John Langbein, Sterling Professor Emeritus of Law and Legal History and Professorial Lecturer in Law at Yale Law School, will deliver the University of Nebraska College of Law’s Winthrop and Frances Lane Foundation Lecture at noon Friday, Nov. 6, at the college’s Hamann Auditorium. The lecture is free and open to the public.
Probate, the state-operated system of family wealth transmission, has been marginalized in contemporary American practice by the rise of free-market competitors in the financial services industry. Today, it is banks, mutual fund companies, brokerage houses, insurance companies and retirement plan operators who handle most intergenerational wealth transfer. Langbein’s lecture, “The Nonprobate Revolution: Privatizing Family Wealth Transfer in the United States,” will address the causes and extent of the nonprobate revolution, and about some worrisome drawbacks that are emerging as this new system of wealth transfer takes hold.
“We are delighted to host Professor Langbein as this year’s Lane lecturer,” Dean Susan Poser said. “He is very respected and we are fortunate to have the support of the Lane Foundation so that speakers of his caliber can be brought to our academic community.”
Langbein is an eminent legal historian and a leading American authority on trust, probate, pension and investment law. He teaches and writes in the fields of Anglo-American and European legal history, modern comparative law, trust and estate law, and pension and employee benefit law, or ERISA. He has long been active in law reform work, serving under gubernatorial appointment as a uniform law commissioner since 1984. He was the reporter and principal drafter of the Uniform Prudent Investor Act (1994), which governs fiduciary investing in most American states, and he was associate reporter of the American Law Institute’s Restatement (Third) of Property: Wills and Other Donative Transfers (3 vols. 1999-2011).
Langbein has written extensively about the history of civil and criminal procedure, and about the contrasts between modern American and continental procedure. His book “The Origins of Adversary Criminal Trial” (2003) received the Coif Biennial Book Award (2006) as the outstanding American book on law. In 2009 he co-published “History of the Common Law: The Development of Anglo-American Legal Institutions,” a textbook on the history of the legal system. He also co-authors a course book on pension and benefit law.

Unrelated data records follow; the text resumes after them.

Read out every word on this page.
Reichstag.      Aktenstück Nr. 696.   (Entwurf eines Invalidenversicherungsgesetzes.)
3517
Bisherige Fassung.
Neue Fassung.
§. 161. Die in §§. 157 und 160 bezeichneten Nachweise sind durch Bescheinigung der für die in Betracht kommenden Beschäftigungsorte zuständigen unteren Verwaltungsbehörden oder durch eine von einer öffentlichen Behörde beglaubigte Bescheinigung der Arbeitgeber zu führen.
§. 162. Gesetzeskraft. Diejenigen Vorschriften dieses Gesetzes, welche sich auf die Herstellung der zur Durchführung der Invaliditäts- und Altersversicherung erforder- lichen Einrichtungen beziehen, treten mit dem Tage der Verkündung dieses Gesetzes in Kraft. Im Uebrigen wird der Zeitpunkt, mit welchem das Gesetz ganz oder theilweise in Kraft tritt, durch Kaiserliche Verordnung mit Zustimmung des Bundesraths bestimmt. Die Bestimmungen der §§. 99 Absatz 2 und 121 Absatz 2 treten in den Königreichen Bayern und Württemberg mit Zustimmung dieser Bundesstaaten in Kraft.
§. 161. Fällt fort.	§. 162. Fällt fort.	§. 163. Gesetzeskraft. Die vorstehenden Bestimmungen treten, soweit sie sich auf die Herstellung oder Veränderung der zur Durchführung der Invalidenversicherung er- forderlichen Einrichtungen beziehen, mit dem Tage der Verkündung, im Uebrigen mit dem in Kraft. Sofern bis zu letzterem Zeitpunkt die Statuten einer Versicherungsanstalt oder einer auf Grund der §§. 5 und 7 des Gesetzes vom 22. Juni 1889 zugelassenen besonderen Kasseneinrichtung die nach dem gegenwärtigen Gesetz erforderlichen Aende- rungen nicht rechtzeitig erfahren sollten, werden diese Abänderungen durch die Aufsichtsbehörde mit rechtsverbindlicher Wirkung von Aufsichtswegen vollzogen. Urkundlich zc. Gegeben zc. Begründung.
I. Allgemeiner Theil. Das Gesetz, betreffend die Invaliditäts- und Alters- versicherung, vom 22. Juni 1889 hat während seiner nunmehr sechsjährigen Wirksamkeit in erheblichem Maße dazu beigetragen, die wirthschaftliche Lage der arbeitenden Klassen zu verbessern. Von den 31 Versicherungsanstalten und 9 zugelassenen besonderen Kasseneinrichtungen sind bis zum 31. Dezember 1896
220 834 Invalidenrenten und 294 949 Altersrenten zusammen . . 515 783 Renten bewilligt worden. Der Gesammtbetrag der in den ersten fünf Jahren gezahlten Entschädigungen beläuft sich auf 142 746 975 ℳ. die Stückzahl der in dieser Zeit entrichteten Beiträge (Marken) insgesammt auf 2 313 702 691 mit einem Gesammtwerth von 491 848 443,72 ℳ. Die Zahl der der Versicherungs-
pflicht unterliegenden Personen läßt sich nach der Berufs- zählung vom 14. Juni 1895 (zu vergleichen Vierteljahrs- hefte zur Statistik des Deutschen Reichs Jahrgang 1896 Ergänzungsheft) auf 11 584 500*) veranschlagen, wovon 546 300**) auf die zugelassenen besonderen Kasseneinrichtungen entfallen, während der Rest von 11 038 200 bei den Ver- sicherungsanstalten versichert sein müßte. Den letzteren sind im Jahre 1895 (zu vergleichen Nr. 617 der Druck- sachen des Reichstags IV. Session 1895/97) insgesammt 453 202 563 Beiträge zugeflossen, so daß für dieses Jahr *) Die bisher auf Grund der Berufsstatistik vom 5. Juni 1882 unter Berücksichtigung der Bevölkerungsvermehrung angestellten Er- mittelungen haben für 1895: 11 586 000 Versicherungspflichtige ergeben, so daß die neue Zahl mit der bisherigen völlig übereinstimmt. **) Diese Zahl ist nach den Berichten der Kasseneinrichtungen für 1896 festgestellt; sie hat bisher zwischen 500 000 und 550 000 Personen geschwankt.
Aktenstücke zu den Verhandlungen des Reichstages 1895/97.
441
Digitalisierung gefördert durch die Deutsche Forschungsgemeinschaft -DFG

The Winthrop and Frances Lane Foundation provides scholarships to students at the College of Law and Creighton Law School. The foundation also provides grants to support law faculty research and to underwrite the Lane Foundation Lecture. Winthrop Lane was born in Omaha in 1889 and attended Harvard Law School. He was a partner in the firm of Rose, Wells, Martin and Lane, a predecessor to the present Baird Holm law firm in Omaha.